Nathan arched an eyebrow. "If you expect me to apologize for events beyond my control - well, I am sorry, actually." The sarcastic edge was gone from his voice completely at this point. "I couldn't have done much to change anything that happened in August, but I certainly do regret that your training was part of the collateral damage. The only thing I'd take exception to," Nathan said, a bit more dryly, "is the idea that you ever actually trusted me."

Manuel stood up in a flash. "I showed up every day to train! I did whatever you asked me to! I put up with a lot of CRAP for you, and now you belittle it? You mock it?" He was just about to do something really stupid and drastic when he suddenly relaxed and sat back down. "Fine, fine." he said, clearly having a conversation in his head and having to vocalize it through rather than just thinking the words.

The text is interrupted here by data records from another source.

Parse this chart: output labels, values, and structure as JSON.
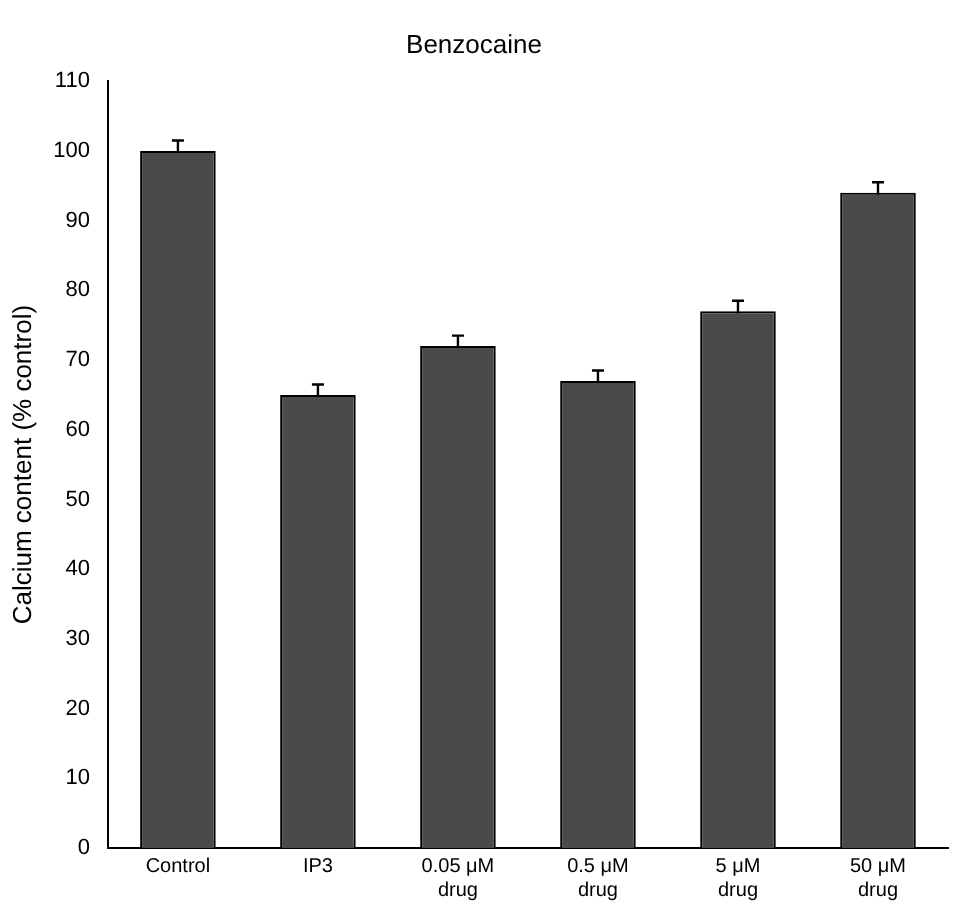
{
  "chart_data": {
    "type": "bar",
    "title": "Benzocaine",
    "ylabel": "Calcium content (% control)",
    "categories": [
      "Control",
      "IP3",
      "0.05 μM drug",
      "0.5 μM drug",
      "5 μM drug",
      "50 μM drug"
    ],
    "values": [
      100,
      65,
      72,
      67,
      77,
      94
    ],
    "errors": [
      1.5,
      1.5,
      1.5,
      1.5,
      1.5,
      1.5
    ],
    "color": "#4a4a4a",
    "ylim": [
      0,
      110
    ],
    "yticks": [
      0,
      10,
      20,
      30,
      40,
      50,
      60,
      70,
      80,
      90,
      100,
      110
    ],
    "grid": false,
    "legend": false
  }
}
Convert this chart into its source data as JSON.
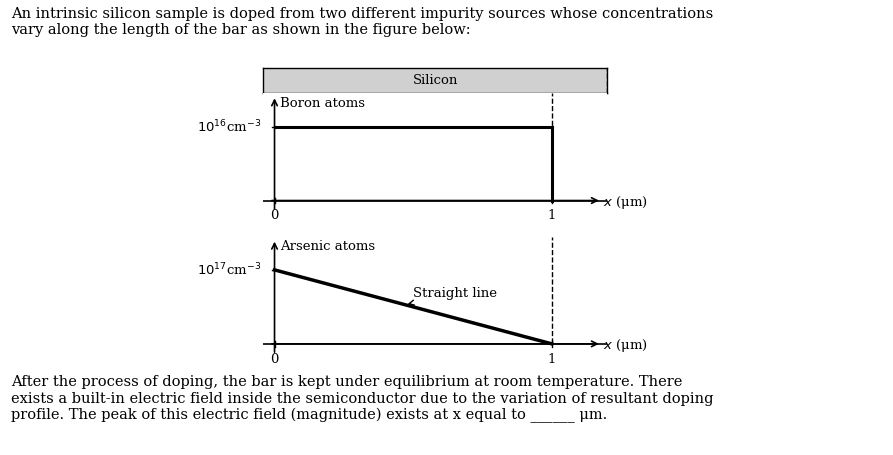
{
  "background_color": "#ffffff",
  "text_color": "#000000",
  "paragraph1": "An intrinsic silicon sample is doped from two different impurity sources whose concentrations\nvary along the length of the bar as shown in the figure below:",
  "paragraph2": "After the process of doping, the bar is kept under equilibrium at room temperature. There\nexists a built-in electric field inside the semiconductor due to the variation of resultant doping\nprofile. The peak of this electric field (magnitude) exists at x equal to ______ μm.",
  "silicon_label": "Silicon",
  "silicon_box_color": "#d0d0d0",
  "boron_label": "Boron atoms",
  "boron_ylabel": "$10^{16}$cm$^{-3}$",
  "arsenic_ylabel": "$10^{17}$cm$^{-3}$",
  "xlabel": " x (μm)",
  "arsenic_label": "Arsenic atoms",
  "straight_line_label": "Straight line",
  "plot_font_size": 9.5,
  "text_font_size": 10.5
}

"There's one other thing," Nathan said, not reacting to the flash of anger. "It's going to be me doing this, Manuel. Not the Askani. Galin, Lusanya, Evaris... they have nothing to do with what we're going to be doing." No more acting as the passive channel, or the psi-energy battery, for them to do their thing.

Besides. At this point, he was as much an Askani as they were. And they'd been the ones to point that out.

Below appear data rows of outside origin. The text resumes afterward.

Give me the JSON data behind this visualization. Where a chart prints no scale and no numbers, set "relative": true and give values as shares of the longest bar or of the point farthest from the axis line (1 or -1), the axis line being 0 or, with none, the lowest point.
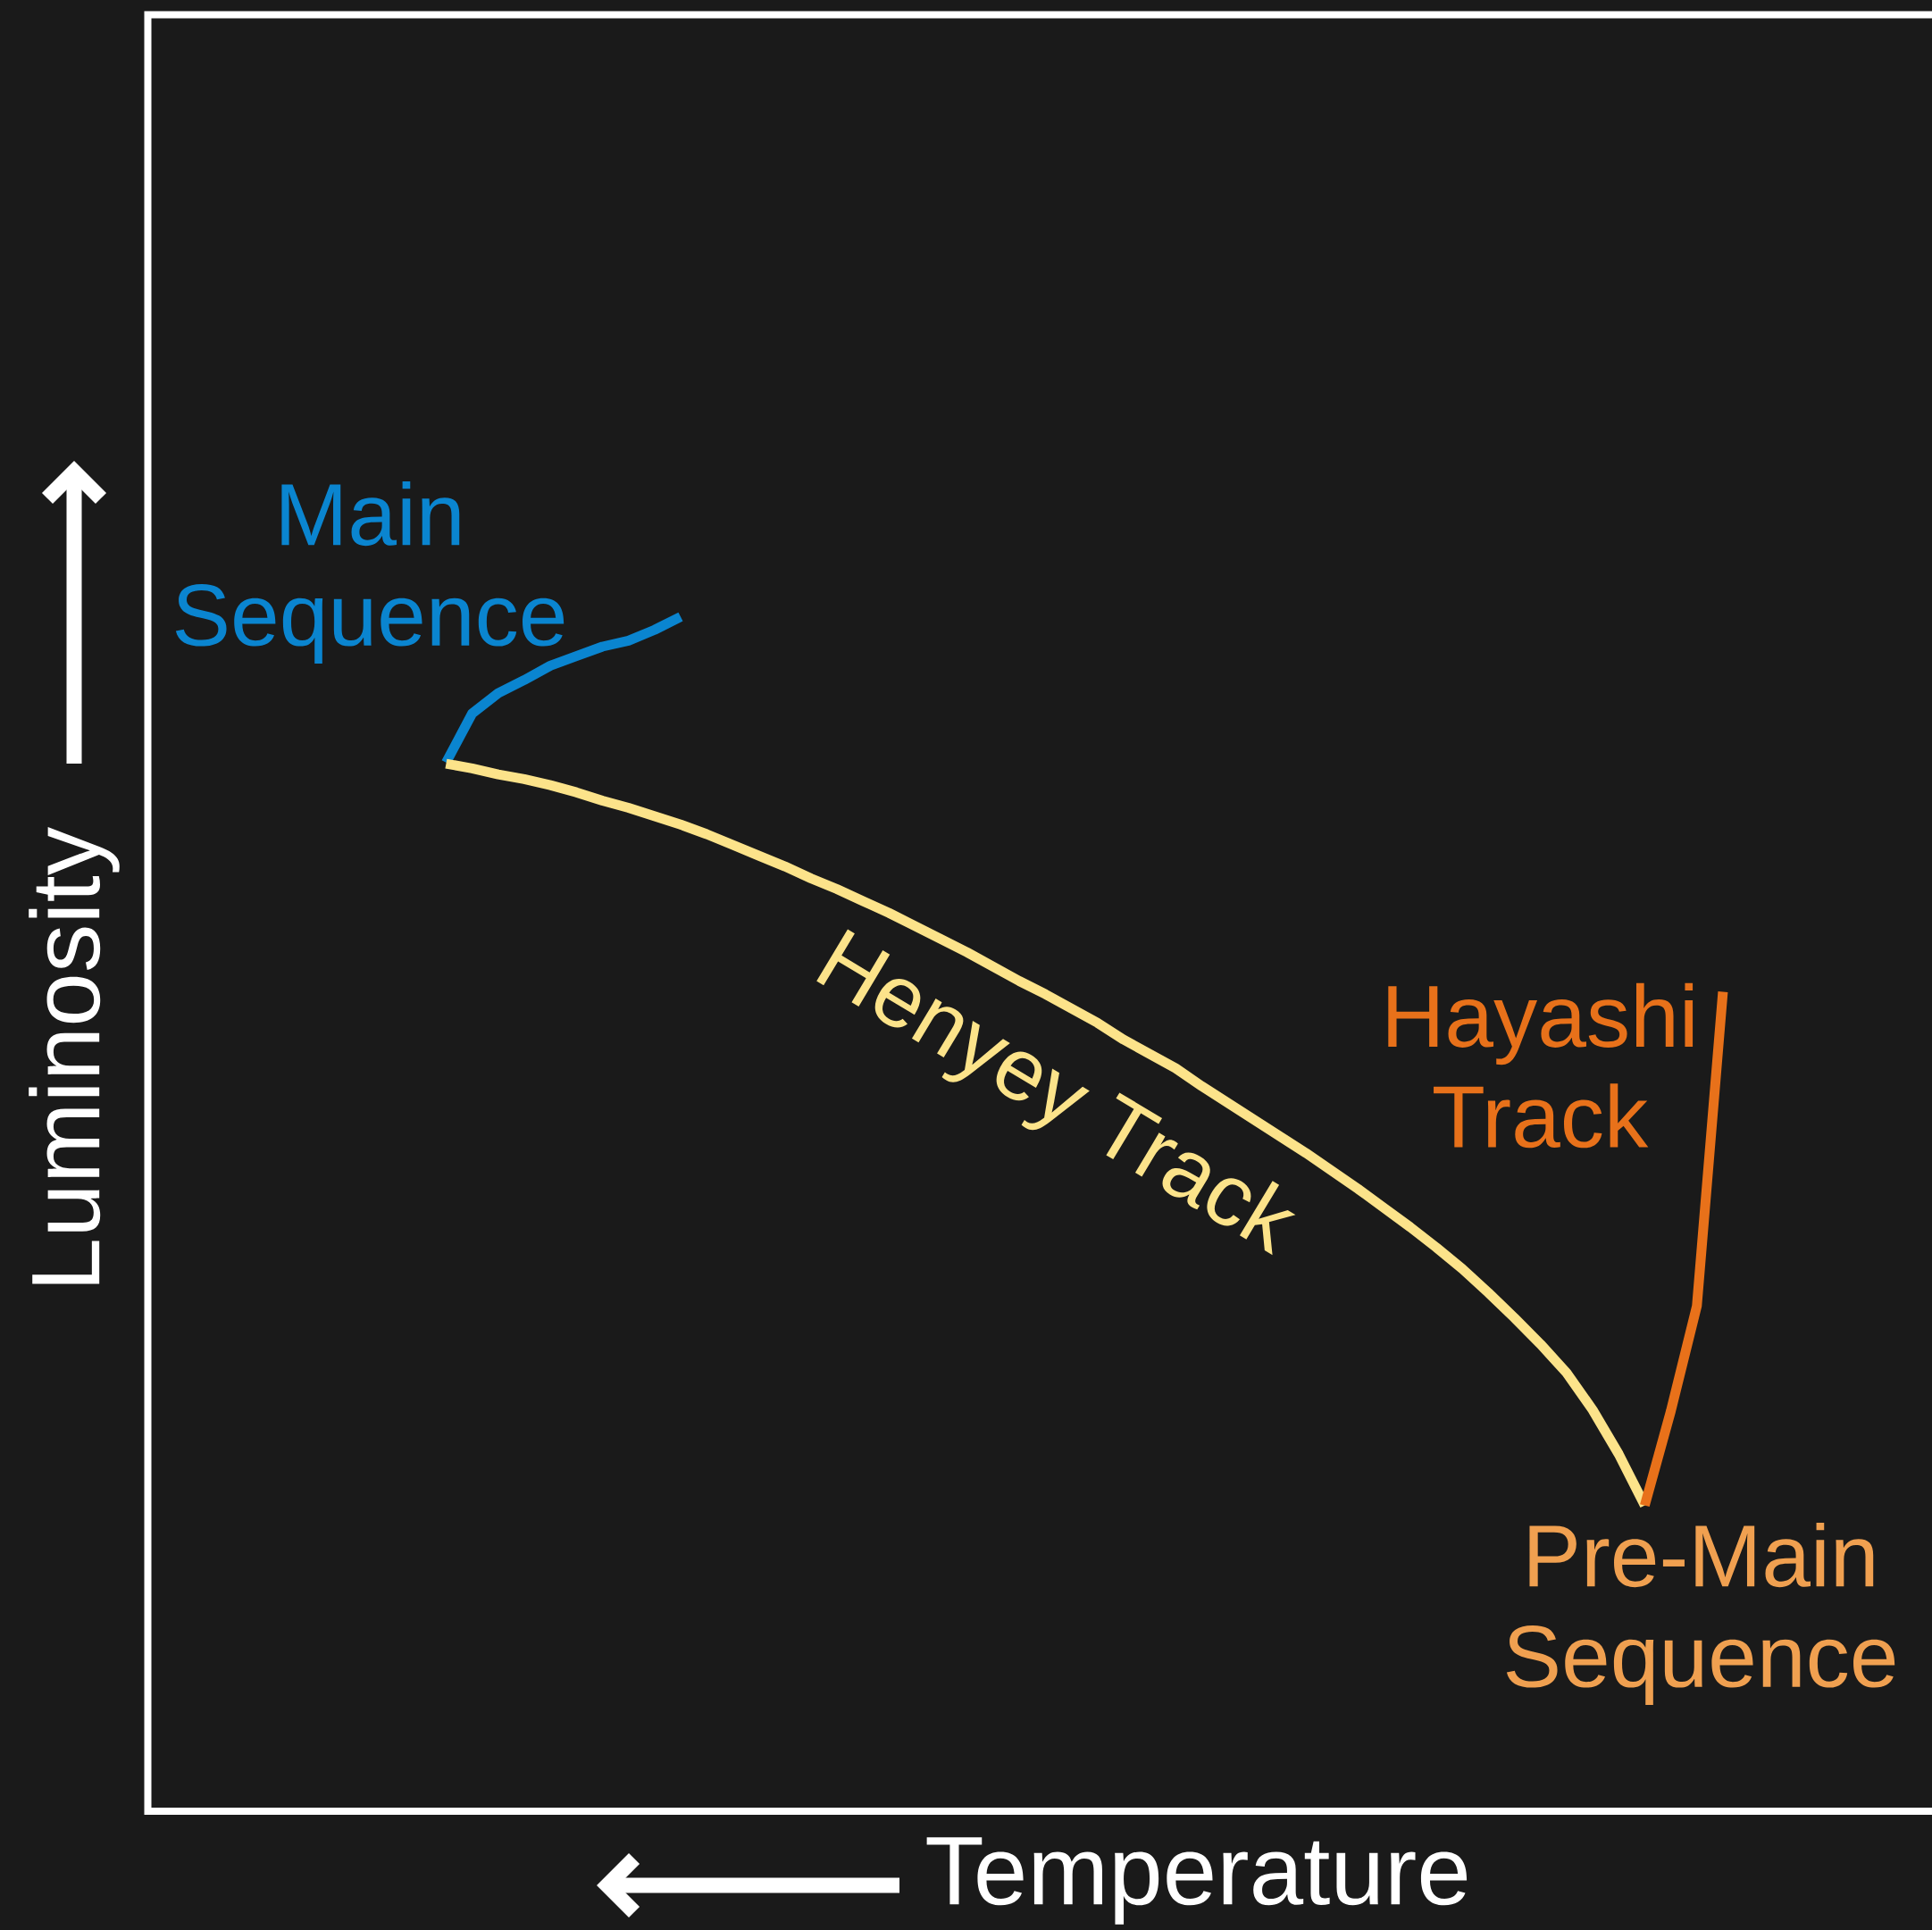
{
  "chart_data": {
    "type": "line",
    "relative": true,
    "xlabel": "Temperature",
    "ylabel": "Luminosity",
    "categories": [
      null,
      null,
      null,
      null,
      null,
      null,
      null,
      null,
      null,
      null,
      null,
      null,
      null,
      null,
      null,
      null,
      null,
      null,
      null,
      null,
      null,
      null,
      null,
      null,
      null,
      null,
      null,
      null,
      null,
      null,
      null,
      null,
      null,
      null,
      null,
      null,
      null,
      null,
      null,
      null,
      null,
      null,
      null,
      null,
      null,
      null,
      null,
      null,
      null,
      null
    ],
    "series": [
      {
        "name": "Main Sequence",
        "color": "#0a85d0",
        "values": [
          0.878,
          0.919,
          0.936,
          0.947,
          0.959,
          0.967,
          0.975,
          0.98,
          0.989,
          1.0,
          null,
          null,
          null,
          null,
          null,
          null,
          null,
          null,
          null,
          null,
          null,
          null,
          null,
          null,
          null,
          null,
          null,
          null,
          null,
          null,
          null,
          null,
          null,
          null,
          null,
          null,
          null,
          null,
          null,
          null,
          null,
          null,
          null,
          null,
          null,
          null,
          null,
          null,
          null,
          null
        ]
      },
      {
        "name": "Henyey Track",
        "color": "#fce38a",
        "values": [
          0.877,
          0.873,
          0.868,
          0.864,
          0.859,
          0.853,
          0.846,
          0.84,
          0.833,
          0.826,
          0.818,
          0.809,
          0.8,
          0.791,
          0.781,
          0.772,
          0.762,
          0.752,
          0.741,
          0.73,
          0.719,
          0.707,
          0.695,
          0.684,
          0.672,
          0.66,
          0.646,
          0.634,
          0.622,
          0.607,
          0.593,
          0.579,
          0.565,
          0.551,
          0.536,
          0.521,
          0.505,
          0.489,
          0.472,
          0.454,
          0.434,
          0.413,
          0.391,
          0.367,
          0.336,
          0.299,
          0.256,
          null,
          null,
          null
        ]
      },
      {
        "name": "Hayashi Track",
        "color": "#e8711a",
        "values": [
          null,
          null,
          null,
          null,
          null,
          null,
          null,
          null,
          null,
          null,
          null,
          null,
          null,
          null,
          null,
          null,
          null,
          null,
          null,
          null,
          null,
          null,
          null,
          null,
          null,
          null,
          null,
          null,
          null,
          null,
          null,
          null,
          null,
          null,
          null,
          null,
          null,
          null,
          null,
          null,
          null,
          null,
          null,
          null,
          null,
          null,
          0.256,
          0.335,
          0.423,
          0.686
        ]
      }
    ],
    "annotations": [
      "Pre-Main Sequence"
    ]
  }
}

"Why?" Manuel said, clearly emotionally off-balance and reeling. "I mean, if that's how it has to be, then fine. I was just ... curious."

"Because we don't need them," Nathan said simply. "Not for this. Charles is the one teaching you theory and mindset now, not them. All that I need to know to uphold my part of this, I've already learned. As you just saw."

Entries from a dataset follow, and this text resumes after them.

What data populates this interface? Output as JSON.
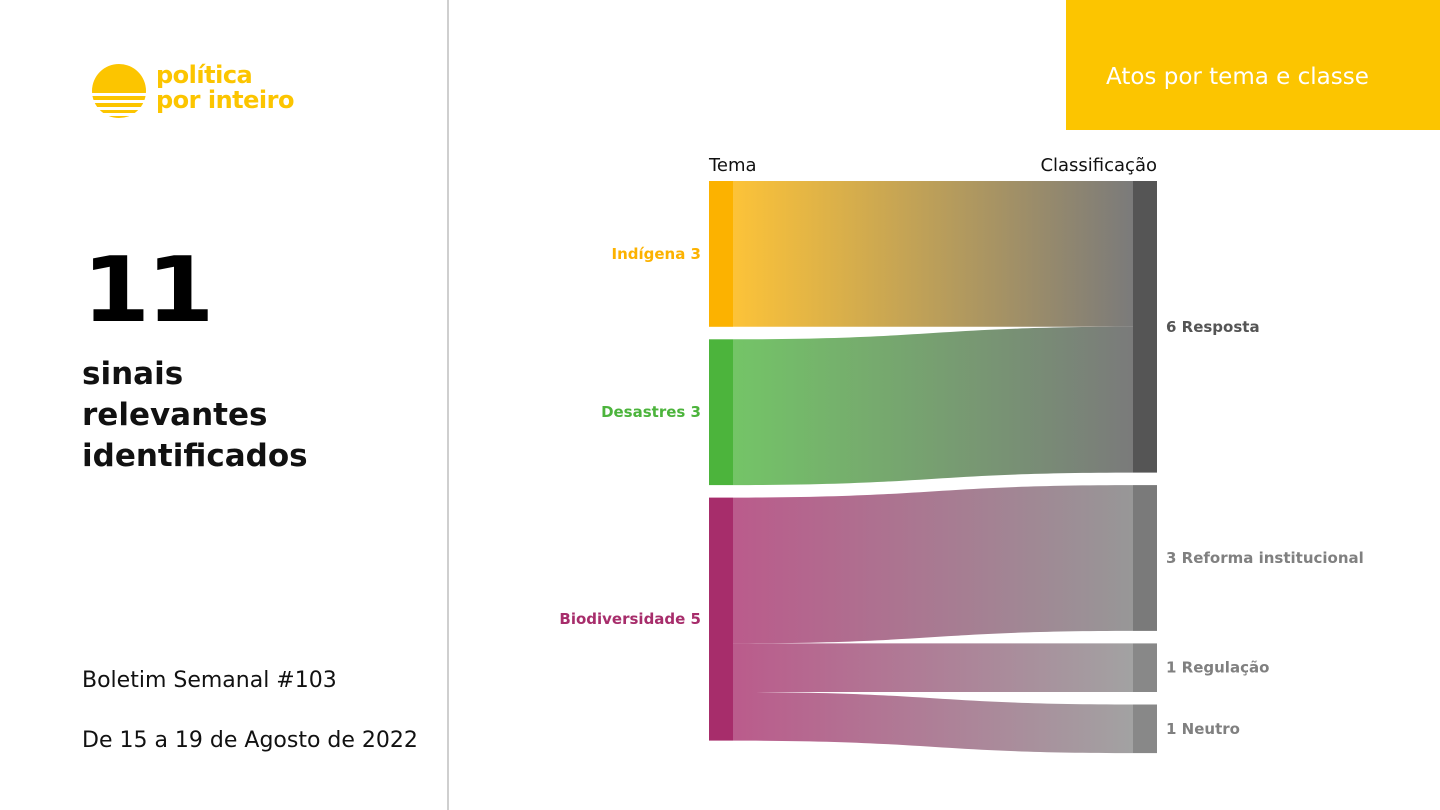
{
  "brand": {
    "name_line1": "política",
    "name_line2": "por inteiro",
    "color": "#fcc500"
  },
  "summary": {
    "count": "11",
    "caption_lines": [
      "sinais",
      "relevantes",
      "identificados"
    ]
  },
  "bulletin": {
    "title": "Boletim Semanal #103",
    "date_range": "De 15 a 19 de Agosto de 2022"
  },
  "header": {
    "title": "Atos por tema e classe"
  },
  "chart_data": {
    "type": "sankey",
    "source_axis_label": "Tema",
    "target_axis_label": "Classificação",
    "sources": [
      {
        "name": "Indígena",
        "value": 3,
        "label": "Indígena 3",
        "color": "#fcb200"
      },
      {
        "name": "Desastres",
        "value": 3,
        "label": "Desastres 3",
        "color": "#4cb43c"
      },
      {
        "name": "Biodiversidade",
        "value": 5,
        "label": "Biodiversidade 5",
        "color": "#a72d6b"
      }
    ],
    "targets": [
      {
        "name": "Resposta",
        "value": 6,
        "label": "6 Resposta",
        "color": "#555555"
      },
      {
        "name": "Reforma institucional",
        "value": 3,
        "label": "3 Reforma institucional",
        "color": "#7a7a7a"
      },
      {
        "name": "Regulação",
        "value": 1,
        "label": "1 Regulação",
        "color": "#888888"
      },
      {
        "name": "Neutro",
        "value": 1,
        "label": "1 Neutro",
        "color": "#888888"
      }
    ],
    "links": [
      {
        "source": "Indígena",
        "target": "Resposta",
        "value": 3
      },
      {
        "source": "Desastres",
        "target": "Resposta",
        "value": 3
      },
      {
        "source": "Biodiversidade",
        "target": "Reforma institucional",
        "value": 3
      },
      {
        "source": "Biodiversidade",
        "target": "Regulação",
        "value": 1
      },
      {
        "source": "Biodiversidade",
        "target": "Neutro",
        "value": 1
      }
    ]
  }
}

Manuel nodded. Another blow to him, then. He was going to miss Lusanya. "It's your decision." he said simply. "I'm ... not feeling well. If you will excuse me..." he said, standing up slowly.

"Manuel... that doesn't mean you're not going to see them," Nathan said, realizing suddenly what the problem was. "They're as free to visit you as they ever were. Whenever they or you want."

Manuel looked at Nathan, and the look was heartbreaking. "Of course." he said, clearly not believing a word of it. He headed for the door, both hands clasped over his stomach. He had clearly intended for it to be a stately retreat, but that didn't last too long. He broke into a run before he got four steps away, and dashed through the doorway and into the men's room on this floor.